Salgının başlangıcında, virüsün nefes verme, hapşırma veya konuşma sırasında fırlatılan daha ağır damlacıklar yoluyla yayıldığına inanılıyordu. Ancak kanıtlar, uzun zamandır virüsün havada asılı kalabilen ve ilk düşünülenden çok daha uzağa gidebilen daha hafif aerosol damlacıkları üzerinde yüzdüğünü ileri sürdü.
Araştırmacılar, sakin bir ortamda, bu parçacıkların yavaşça yere sürükleneceğini söyledi. Ancak havanın odanın içinde hareket ettiği ve insanların konuştuğu, yemek yediği, şarkı söylediği ve hapşırdığı bir ortamda damlalar havada asılı kalabilir.
VİRÜS İÇİN ENGEL DEĞİL
Virüs partiküllerini odadaki dolaşımdan çıkarmak için bu etki, havalandırma veya filtreleme ile dengelenebilir.
Örneğin, virüs bulaşmış bir kişi 25 kişinin olduğu bir sınıfa girerse, hiçbiri maske takmaz ve hepsi konuşursa, herkes 36 dakika içinde corona virüsünü kapma olasılığına sahip. Ve bu noktada sosyal mesafe hiçbir önem taşımıyor.
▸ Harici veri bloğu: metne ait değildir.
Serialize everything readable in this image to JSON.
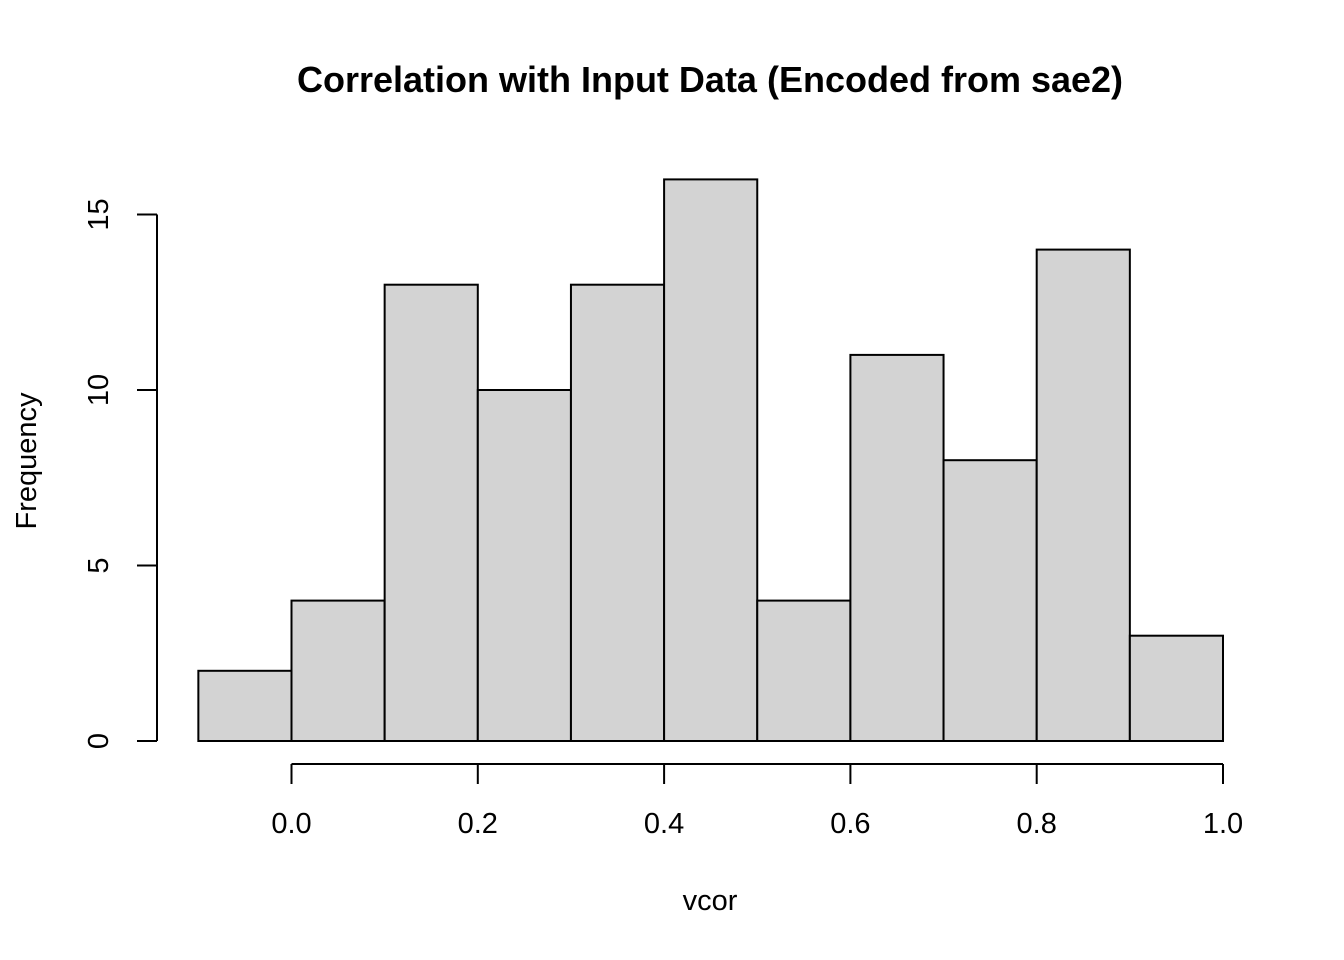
{
  "chart_data": {
    "type": "bar",
    "title": "Correlation with Input Data (Encoded from sae2)",
    "xlabel": "vcor",
    "ylabel": "Frequency",
    "bins": [
      {
        "from": -0.1,
        "to": 0.0,
        "count": 2
      },
      {
        "from": 0.0,
        "to": 0.1,
        "count": 4
      },
      {
        "from": 0.1,
        "to": 0.2,
        "count": 13
      },
      {
        "from": 0.2,
        "to": 0.3,
        "count": 10
      },
      {
        "from": 0.3,
        "to": 0.4,
        "count": 13
      },
      {
        "from": 0.4,
        "to": 0.5,
        "count": 16
      },
      {
        "from": 0.5,
        "to": 0.6,
        "count": 4
      },
      {
        "from": 0.6,
        "to": 0.7,
        "count": 11
      },
      {
        "from": 0.7,
        "to": 0.8,
        "count": 8
      },
      {
        "from": 0.8,
        "to": 0.9,
        "count": 14
      },
      {
        "from": 0.9,
        "to": 1.0,
        "count": 3
      }
    ],
    "x_ticks": [
      0.0,
      0.2,
      0.4,
      0.6,
      0.8,
      1.0
    ],
    "x_tick_labels": [
      "0.0",
      "0.2",
      "0.4",
      "0.6",
      "0.8",
      "1.0"
    ],
    "y_ticks": [
      0,
      5,
      10,
      15
    ],
    "y_tick_labels": [
      "0",
      "5",
      "10",
      "15"
    ],
    "xlim": [
      -0.1,
      1.0
    ],
    "ylim": [
      0,
      16
    ],
    "grid": false,
    "colors": {
      "bar_fill": "#d3d3d3",
      "bar_stroke": "#000000"
    }
  }
}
Buna karşılık, odadaki 25 kişinin tamamı maske takıyor olsaydı, havanın 20 saat boyunca solunması bile güvenli olacaktı. Hepsi maskesiz şarkı söylüyorlarsa, üç dakika içinde virüsü kapma riski taşıyor olacaklardı.
Halk sağlığı merkezleri, 2 metrelik sosyal mesafe kuralının bir virüs karşısında bir engel olmadığını kabul etmeye başladı.